Most analysts believe the gas boom will remain strong, noting there is an insatiable demand not only in the United States but overseas.

“We’re looking for continued production increases for 10, 15 years at least and perhaps longer than that,” Gist said. “Our view of things out to 2020 has gas production in the region continuing to increase. This is indeed a long-term trend.”

Boom skeptics
Environmentalists are increasingly concerned the operations could threaten wilderness areas, wildlife habitat, the air and water supplies. Pete Morton, an economist with The Wilderness Society in Denver, isn’t sure how long the boom will last, given the cyclical nature of resource industry.

“When you see this almost universal response of, ‘Oh, high prices are here to stay and demand is here to stay,’ that’s when you know it’s not going to happen,” Morton said. “These are the same people who were telling you to buy high tech before the bubble burst.”

When liquefied natural gas imports become common and cheap gas from overseas starts flowing, he said, “boom, the Rockies lose out.” EnCana, meanwhile, recently cut $800 million from its capital spending forecast for 2006.

Still, the boom has already overwhelmed towns lacking adequate housing, social services and infrastructure, and authorities say it has led to more crime.

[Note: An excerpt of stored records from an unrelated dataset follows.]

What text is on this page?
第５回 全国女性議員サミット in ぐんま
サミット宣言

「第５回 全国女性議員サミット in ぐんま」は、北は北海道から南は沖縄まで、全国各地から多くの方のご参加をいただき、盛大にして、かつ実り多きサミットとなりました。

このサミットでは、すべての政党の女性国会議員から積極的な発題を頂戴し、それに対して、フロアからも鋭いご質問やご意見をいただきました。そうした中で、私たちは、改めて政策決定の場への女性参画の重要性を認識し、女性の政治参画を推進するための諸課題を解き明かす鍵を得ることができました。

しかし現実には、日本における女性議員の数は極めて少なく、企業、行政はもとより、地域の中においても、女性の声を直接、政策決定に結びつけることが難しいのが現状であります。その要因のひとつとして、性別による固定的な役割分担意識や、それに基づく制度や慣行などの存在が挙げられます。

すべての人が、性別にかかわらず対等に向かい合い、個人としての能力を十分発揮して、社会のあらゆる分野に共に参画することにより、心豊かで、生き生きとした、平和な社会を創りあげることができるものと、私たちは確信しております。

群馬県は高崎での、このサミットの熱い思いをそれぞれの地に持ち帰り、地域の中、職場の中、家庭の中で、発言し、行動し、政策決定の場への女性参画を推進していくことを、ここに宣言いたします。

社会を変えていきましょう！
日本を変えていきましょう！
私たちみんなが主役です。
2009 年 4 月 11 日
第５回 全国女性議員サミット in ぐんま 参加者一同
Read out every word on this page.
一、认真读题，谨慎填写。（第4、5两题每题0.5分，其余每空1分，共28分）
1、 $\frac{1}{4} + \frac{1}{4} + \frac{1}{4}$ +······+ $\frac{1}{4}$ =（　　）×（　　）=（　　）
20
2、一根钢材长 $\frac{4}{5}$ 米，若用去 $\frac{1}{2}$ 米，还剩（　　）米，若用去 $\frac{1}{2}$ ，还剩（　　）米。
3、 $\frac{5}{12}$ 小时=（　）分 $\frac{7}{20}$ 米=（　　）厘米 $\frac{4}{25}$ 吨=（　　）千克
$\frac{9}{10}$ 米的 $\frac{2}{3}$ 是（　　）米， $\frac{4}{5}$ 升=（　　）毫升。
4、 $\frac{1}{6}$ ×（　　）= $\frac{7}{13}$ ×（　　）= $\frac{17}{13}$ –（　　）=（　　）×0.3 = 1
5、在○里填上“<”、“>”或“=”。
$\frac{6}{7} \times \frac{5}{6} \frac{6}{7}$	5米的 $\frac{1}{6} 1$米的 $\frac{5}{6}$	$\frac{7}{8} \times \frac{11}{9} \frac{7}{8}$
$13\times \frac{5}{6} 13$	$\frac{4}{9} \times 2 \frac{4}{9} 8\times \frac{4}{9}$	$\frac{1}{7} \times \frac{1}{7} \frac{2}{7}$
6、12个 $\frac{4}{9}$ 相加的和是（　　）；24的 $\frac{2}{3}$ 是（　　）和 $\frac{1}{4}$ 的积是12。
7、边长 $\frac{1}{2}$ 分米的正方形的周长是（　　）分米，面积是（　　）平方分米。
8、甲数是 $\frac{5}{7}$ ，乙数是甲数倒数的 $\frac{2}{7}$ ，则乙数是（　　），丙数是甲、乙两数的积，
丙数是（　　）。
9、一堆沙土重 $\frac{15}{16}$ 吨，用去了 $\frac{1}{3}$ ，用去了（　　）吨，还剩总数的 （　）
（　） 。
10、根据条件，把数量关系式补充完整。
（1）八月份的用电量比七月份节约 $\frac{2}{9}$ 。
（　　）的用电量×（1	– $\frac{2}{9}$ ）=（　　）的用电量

A labor shortage is hitting energy companies and businesses trying to serve them.

In bustling Rock Springs, Wyo., energy workers have filled all 1,850 motel rooms. On any given day, there are more than 500 available jobs posted with the Sweetwater County Economic Development Association, though director Pat Robbins said as many as 1,000 jobs may be open.

For example, Halliburton would like to double its work force of 755 and Wal-Mart needs about 200 people to be fully staffed, Robbins said. She and her counterparts in Campbell and Natrona counties recently held job fairs in Michigan in hopes of landing laid-off auto workers.

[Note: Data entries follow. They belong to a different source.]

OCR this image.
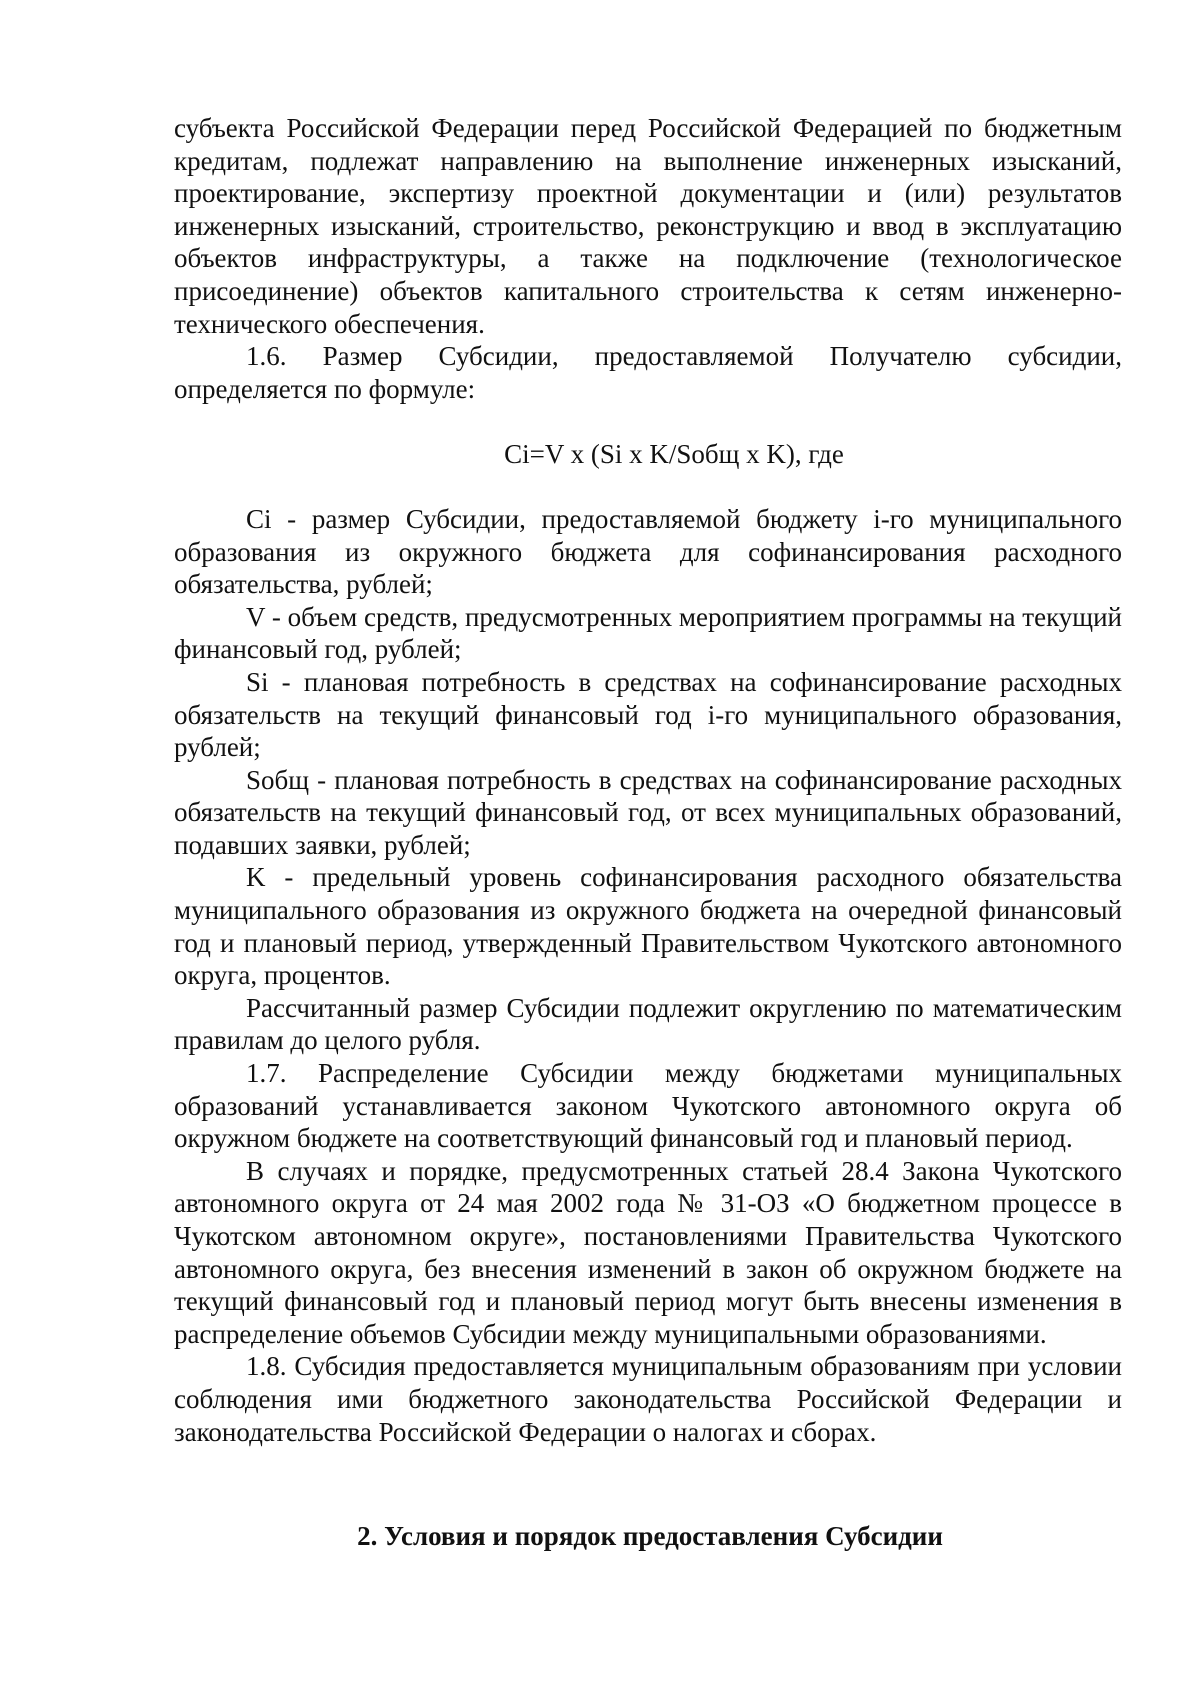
субъекта Российской Федерации перед Российской Федерацией по бюджетным кредитам, подлежат направлению на выполнение инженерных изысканий, проектирование, экспертизу проектной документации и (или) результатов инженерных изысканий, строительство, реконструкцию и ввод в эксплуатацию объектов инфраструктуры, а также на подключение (технологическое присоединение) объектов капитального строительства к сетям инженерно-технического обеспечения.

1.6. Размер Субсидии, предоставляемой Получателю субсидии, определяется по формуле:

Ci=V x (Si x K/Sобщ x K), где

Ci - размер Субсидии, предоставляемой бюджету i-го муниципального образования из окружного бюджета для софинансирования расходного обязательства, рублей;

V - объем средств, предусмотренных мероприятием программы на текущий финансовый год, рублей;

Si - плановая потребность в средствах на софинансирование расходных обязательств на текущий финансовый год i-го муниципального образования, рублей;

Sобщ - плановая потребность в средствах на софинансирование расходных обязательств на текущий финансовый год, от всех муниципальных образований, подавших заявки, рублей;

K - предельный уровень софинансирования расходного обязательства муниципального образования из окружного бюджета на очередной финансовый год и плановый период, утвержденный Правительством Чукотского автономного округа, процентов.

Рассчитанный размер Субсидии подлежит округлению по математическим правилам до целого рубля.

1.7. Распределение Субсидии между бюджетами муниципальных образований устанавливается законом Чукотского автономного округа об окружном бюджете на соответствующий финансовый год и плановый период.

В случаях и порядке, предусмотренных статьей 28.4 Закона Чукотского автономного округа от 24 мая 2002 года № 31-ОЗ «О бюджетном процессе в Чукотском автономном округе», постановлениями Правительства Чукотского автономного округа, без внесения изменений в закон об окружном бюджете на текущий финансовый год и плановый период могут быть внесены изменения в распределение объемов Субсидии между муниципальными образованиями.

1.8. Субсидия предоставляется муниципальным образованиям при условии соблюдения ими бюджетного законодательства Российской Федерации и законодательства Российской Федерации о налогах и сборах.

2. Условия и порядок предоставления Субсидии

County voters, meanwhile, recently approved a tax increase to help pay for improvements including repairs for hundreds of miles of dirt roads leading to oil-and-gas operations, Robbins said. Despite the headaches, she said the town of 23,000 people welcomed the growth.

“I got excited when Halliburton did their new building,” Robbins said. “Other people got excited when IHOP opened.”

Highest and best use?
The boom also has taken its toll on ranchers, developers and homeowners who have little recourse when an oil company with underground mineral rights elects to drill on their land.

Rancher Chris Velasquez believes his cattle have suffered because of problems associated with oil-and-gas drilling on 22,000 acres he leases east of Farmington, N.M. There has been lost forage and he has had cows killed in collisions. He said his calves have lost weight and hair.

“They have affected my operation a lot,” he said. “It’s an ongoing thing.”

He isn’t opposed to energy production but wants the companies to be responsible. If the problems continue, he says he may have to sell the herd and find another line of work.

ED ORR
**ADVANCE FOR MARCH 4, 2006** Ed Orr, a rancher and land developer, talks about how he plans on drilling for oil under his home development near Greeley, Colo., during an interview in his office on Feb. 2, 2006. On a blustery winter day on the rolling plains north of Denver, a herd of cattle stood grazing a few yards from an idled natural gas pump in a dormant field as traffic rumbled by along a black-topped, two-lane highway. (AP Photo/Ed Andrieski)Ed Andrieski / AP

Orr, the developer, bought property along the Poudre River west of Greeley several years ago where he wintered his cattle. As the population grew, a golf course was built nearby and then a high school, both of which made ranching more difficult.

Today, he has turned that ranch into a mixed-use subdivision and become primarily a developer with a small herd of cattle. He plans to develop gas wells on his property.

“There’s an agriculture way of life that you know certainly has some emotion tied to it and that you hate to see go away — but on the other hand I see it as progress and I think that change is good,” he said. “I think that ultimately all property should reach its highest and best use. In this area that is no longer raising cows.”